Richard Hopkins, the US Postal Service employee who falsely claimed that he directly heard the Erie postmaster plot with other postal workers to backdate late mail-in ballots, told US Postal Inspectors that Project Veritas staff wrote the sworn affidavit he signed and later recanted, the Washington Post reports.
Saying that he only heard snippets of conversations and that he never actually heard anyone make the plan he claimed, Hopkins was asked by postal inspectors if he wanted to stand by his accusations. “At this point? No,” Hopkins replied.
Hopkins said he didn’t write the statement he signed; Project Veritas did. Hopkins claimed he didn’t even know what the majority of the statement said.
Project Veritas, for its part, emailed a statement to the Post that the “affidavit was drafted with Mr. Hopkins’ input and requested revisions.”
Hopkins has been suspended by the USPS without pay, pending further investigation. He set up a GoFundMe page which raised more than $135,000 before it was removed by the website because it failed to meet the criteria for the crowdfunding site.
James O’Keefe of Project Veritas interviewed Hopkins after news broke that he recanted his statement. In that interview, Hopkins stated he didn’t recant his statements, in effect recanting his recantation.
Curiously, Project Veritas posted the interview USPS inspectors had with Hopkins on YouTube, which plainly shows Hopkins pulled back his sworn statement. It is unclear how much of the interview Project Veritas edited, because both Hopkins and the USPS state the interview was more than three hours long; Project Veritas only posted two hours, though it claimed to have posted the “FULL COERCIVE INTERROGATION.”

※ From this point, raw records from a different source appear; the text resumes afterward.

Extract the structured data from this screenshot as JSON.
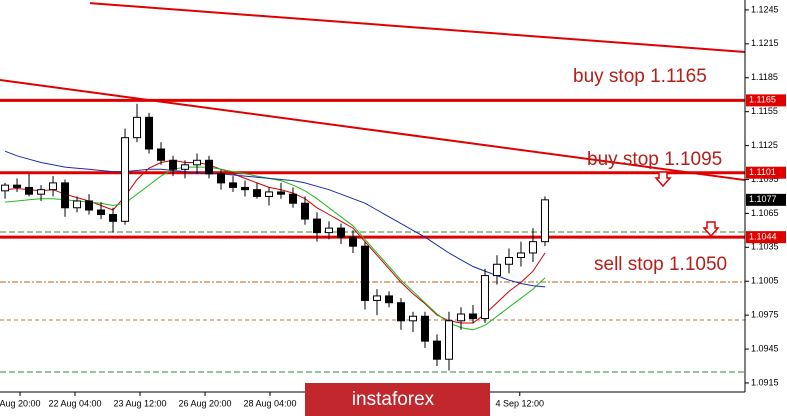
{
  "chart_data": {
    "type": "candlestick",
    "xlim": [
      -0.42,
      61.67
    ],
    "ylim": [
      1.0907,
      1.12538
    ],
    "yticks": [
      1.1245,
      1.1215,
      1.1185,
      1.1155,
      1.1125,
      1.1095,
      1.1065,
      1.1035,
      1.1005,
      1.0975,
      1.0945,
      1.0915
    ],
    "xticks": [
      {
        "value": 1.25,
        "label": "Aug 20:00"
      },
      {
        "value": 5.83,
        "label": "22 Aug 04:00"
      },
      {
        "value": 11.25,
        "label": "23 Aug 12:00"
      },
      {
        "value": 16.67,
        "label": "26 Aug 20:00"
      },
      {
        "value": 22.08,
        "label": "28 Aug 04:00"
      },
      {
        "value": 42.9,
        "label": "4 Sep 12:00"
      }
    ],
    "open": [
      1.1085,
      1.109,
      1.1088,
      1.1082,
      1.1086,
      1.1092,
      1.107,
      1.1076,
      1.1068,
      1.1064,
      1.1058,
      1.1132,
      1.115,
      1.1122,
      1.1112,
      1.1104,
      1.1108,
      1.1112,
      1.11,
      1.1092,
      1.1088,
      1.1086,
      1.108,
      1.1084,
      1.1082,
      1.1074,
      1.106,
      1.1048,
      1.1052,
      1.1044,
      1.1036,
      1.0988,
      1.0992,
      1.0986,
      1.097,
      1.0974,
      1.0952,
      1.0936,
      1.097,
      1.0976,
      1.0972,
      1.101,
      1.102,
      1.1026,
      1.103,
      1.104
    ],
    "high": [
      1.1092,
      1.1096,
      1.11,
      1.109,
      1.1098,
      1.1095,
      1.108,
      1.1082,
      1.1075,
      1.107,
      1.114,
      1.1162,
      1.1154,
      1.1128,
      1.1116,
      1.1112,
      1.1118,
      1.1116,
      1.1104,
      1.1098,
      1.1094,
      1.1092,
      1.1088,
      1.1092,
      1.1088,
      1.108,
      1.1066,
      1.1058,
      1.1056,
      1.105,
      1.104,
      1.0998,
      1.0996,
      1.099,
      1.0978,
      1.0978,
      1.0958,
      1.0978,
      1.0982,
      1.0984,
      1.1016,
      1.1028,
      1.1034,
      1.104,
      1.1052,
      1.108
    ],
    "low": [
      1.1078,
      1.1084,
      1.108,
      1.1076,
      1.108,
      1.1062,
      1.1066,
      1.1064,
      1.106,
      1.1048,
      1.1055,
      1.1128,
      1.1118,
      1.1108,
      1.1098,
      1.1096,
      1.11,
      1.1096,
      1.1086,
      1.1084,
      1.108,
      1.1078,
      1.1072,
      1.1078,
      1.107,
      1.1055,
      1.104,
      1.1042,
      1.1038,
      1.103,
      1.098,
      1.0975,
      1.0982,
      1.0962,
      1.096,
      1.0946,
      1.093,
      1.0926,
      1.0962,
      1.0968,
      1.0968,
      1.1002,
      1.1012,
      1.1018,
      1.1022,
      1.1036
    ],
    "close": [
      1.109,
      1.1088,
      1.1082,
      1.1086,
      1.1092,
      1.107,
      1.1076,
      1.1068,
      1.1064,
      1.1058,
      1.1132,
      1.115,
      1.1122,
      1.1112,
      1.1104,
      1.1108,
      1.1112,
      1.11,
      1.1092,
      1.1088,
      1.1086,
      1.108,
      1.1084,
      1.1082,
      1.1074,
      1.106,
      1.1048,
      1.1052,
      1.1044,
      1.1036,
      1.0988,
      1.0992,
      1.0986,
      1.097,
      1.0974,
      1.0952,
      1.0936,
      1.097,
      1.0976,
      1.0972,
      1.101,
      1.102,
      1.1026,
      1.103,
      1.104,
      1.1077
    ],
    "indicators": [
      {
        "color": "#d00000",
        "values": [
          1.1086,
          1.1087,
          1.1086,
          1.1085,
          1.1086,
          1.1082,
          1.1079,
          1.1076,
          1.1072,
          1.1068,
          1.108,
          1.1095,
          1.1105,
          1.111,
          1.1112,
          1.111,
          1.111,
          1.1108,
          1.1104,
          1.11,
          1.1096,
          1.1092,
          1.1088,
          1.1086,
          1.1083,
          1.1078,
          1.107,
          1.1064,
          1.1058,
          1.1052,
          1.104,
          1.1028,
          1.1016,
          1.1004,
          1.0994,
          1.0985,
          1.0975,
          1.097,
          1.0968,
          1.0968,
          1.0976,
          1.0986,
          1.0996,
          1.1004,
          1.1014,
          1.103
        ]
      },
      {
        "color": "#22bb22",
        "values": [
          1.1075,
          1.1076,
          1.1077,
          1.1078,
          1.1078,
          1.1077,
          1.1076,
          1.1075,
          1.1074,
          1.1072,
          1.1074,
          1.1082,
          1.109,
          1.1098,
          1.1104,
          1.1106,
          1.1106,
          1.1106,
          1.1104,
          1.1102,
          1.11,
          1.1098,
          1.1096,
          1.1094,
          1.109,
          1.1085,
          1.1078,
          1.107,
          1.1062,
          1.1054,
          1.1042,
          1.103,
          1.1018,
          1.1006,
          1.0996,
          1.0986,
          1.0976,
          1.0968,
          1.0964,
          1.0962,
          1.0966,
          1.0974,
          1.0982,
          1.099,
          1.0998,
          1.1008
        ]
      },
      {
        "color": "#1a2fa8",
        "values": [
          1.112,
          1.1116,
          1.1113,
          1.111,
          1.1108,
          1.1106,
          1.1105,
          1.1104,
          1.1103,
          1.1102,
          1.1102,
          1.1103,
          1.1104,
          1.1104,
          1.1103,
          1.1102,
          1.1101,
          1.11,
          1.11,
          1.1099,
          1.1098,
          1.1097,
          1.1096,
          1.1095,
          1.1094,
          1.1092,
          1.1089,
          1.1086,
          1.1082,
          1.1078,
          1.1074,
          1.1068,
          1.1062,
          1.1056,
          1.105,
          1.1044,
          1.1037,
          1.103,
          1.1024,
          1.1018,
          1.1014,
          1.101,
          1.1006,
          1.1003,
          1.1001,
          1.1
        ]
      }
    ],
    "trend_lines": [
      {
        "color": "#e00000",
        "x": [
          7.08,
          61.67
        ],
        "y": [
          1.1251,
          1.12078
        ]
      },
      {
        "color": "#e00000",
        "x": [
          -0.42,
          61.67
        ],
        "y": [
          1.1183,
          1.10945
        ]
      }
    ],
    "price_lines": [
      {
        "value": 1.1165,
        "color": "#e00000"
      },
      {
        "value": 1.1101,
        "color": "#e00000"
      },
      {
        "value": 1.1044,
        "color": "#e00000"
      }
    ],
    "price_labels": [
      {
        "value": 1.1165,
        "color": "#e00000"
      },
      {
        "value": 1.1101,
        "color": "#e00000"
      },
      {
        "value": 1.1077,
        "color": "#000000"
      },
      {
        "value": 1.1044,
        "color": "#e00000"
      }
    ],
    "levels": [
      {
        "value": 1.10486,
        "color": "#2e8b2e",
        "dash": "6 3"
      },
      {
        "value": 1.10043,
        "color": "#b5651d",
        "dash": "6 2 2 2"
      },
      {
        "value": 1.09707,
        "color": "#c0704a",
        "dash": "4 3"
      },
      {
        "value": 1.09247,
        "color": "#2e8b2e",
        "dash": "6 3"
      }
    ],
    "annotations": [
      "buy stop 1.1165",
      "buy stop 1.1095",
      "sell stop 1.1050"
    ],
    "watermark": "instaforex"
  }
}
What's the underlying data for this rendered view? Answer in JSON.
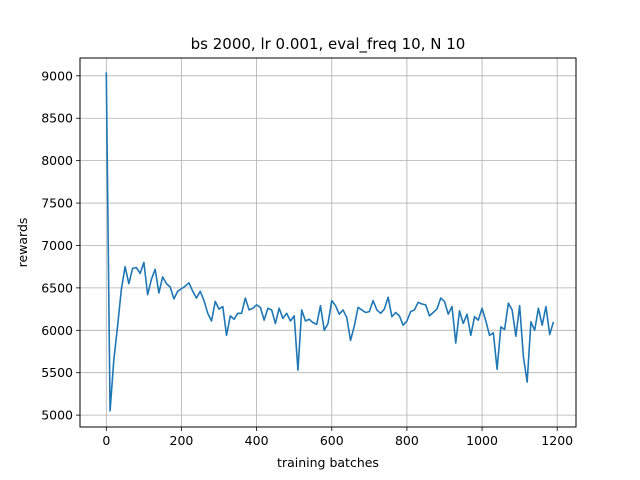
{
  "chart_data": {
    "type": "line",
    "title": "bs 2000, lr 0.001, eval_freq 10, N 10",
    "xlabel": "training batches",
    "ylabel": "rewards",
    "xlim": [
      -70,
      1250
    ],
    "ylim": [
      4860,
      9210
    ],
    "xticks": [
      0,
      200,
      400,
      600,
      800,
      1000,
      1200
    ],
    "yticks": [
      5000,
      5500,
      6000,
      6500,
      7000,
      7500,
      8000,
      8500,
      9000
    ],
    "grid": true,
    "series": [
      {
        "color": "#1f77b4",
        "x": [
          0,
          10,
          20,
          30,
          40,
          50,
          60,
          70,
          80,
          90,
          100,
          110,
          120,
          130,
          140,
          150,
          160,
          170,
          180,
          190,
          200,
          210,
          220,
          230,
          240,
          250,
          260,
          270,
          280,
          290,
          300,
          310,
          320,
          330,
          340,
          350,
          360,
          370,
          380,
          390,
          400,
          410,
          420,
          430,
          440,
          450,
          460,
          470,
          480,
          490,
          500,
          510,
          520,
          530,
          540,
          550,
          560,
          570,
          580,
          590,
          600,
          610,
          620,
          630,
          640,
          650,
          660,
          670,
          680,
          690,
          700,
          710,
          720,
          730,
          740,
          750,
          760,
          770,
          780,
          790,
          800,
          810,
          820,
          830,
          840,
          850,
          860,
          870,
          880,
          890,
          900,
          910,
          920,
          930,
          940,
          950,
          960,
          970,
          980,
          990,
          1000,
          1010,
          1020,
          1030,
          1040,
          1050,
          1060,
          1070,
          1080,
          1090,
          1100,
          1110,
          1120,
          1130,
          1140,
          1150,
          1160,
          1170,
          1180,
          1190
        ],
        "y": [
          9040,
          5050,
          5650,
          6050,
          6480,
          6750,
          6550,
          6730,
          6740,
          6670,
          6800,
          6420,
          6600,
          6720,
          6440,
          6630,
          6550,
          6510,
          6370,
          6460,
          6490,
          6520,
          6560,
          6460,
          6380,
          6460,
          6350,
          6200,
          6110,
          6340,
          6250,
          6280,
          5940,
          6170,
          6130,
          6200,
          6200,
          6380,
          6240,
          6260,
          6300,
          6270,
          6120,
          6260,
          6240,
          6080,
          6260,
          6140,
          6200,
          6110,
          6170,
          5530,
          6240,
          6110,
          6130,
          6090,
          6070,
          6290,
          6000,
          6080,
          6350,
          6290,
          6190,
          6240,
          6150,
          5880,
          6050,
          6270,
          6240,
          6210,
          6220,
          6350,
          6240,
          6200,
          6250,
          6390,
          6160,
          6210,
          6170,
          6060,
          6110,
          6220,
          6240,
          6330,
          6310,
          6300,
          6170,
          6210,
          6250,
          6380,
          6340,
          6190,
          6280,
          5850,
          6230,
          6080,
          6190,
          5940,
          6160,
          6120,
          6260,
          6110,
          5940,
          5970,
          5540,
          6040,
          6010,
          6320,
          6240,
          5930,
          6290,
          5690,
          5390,
          6100,
          6000,
          6260,
          6060,
          6280,
          5950,
          6100
        ]
      }
    ]
  }
}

Project Veritas also claims in the YouTube title of the interview that the interview was “coercive.” However, USPS inspectors repeated remind Hopkins that the interview is voluntary and that he’s free to leave when he wants, and he declined the opportunity to have a lawyer present even though he claimed Project Veritas had a lawyer ready to help him. Hopkins also agreed to sign a new statement undermining his earlier claims.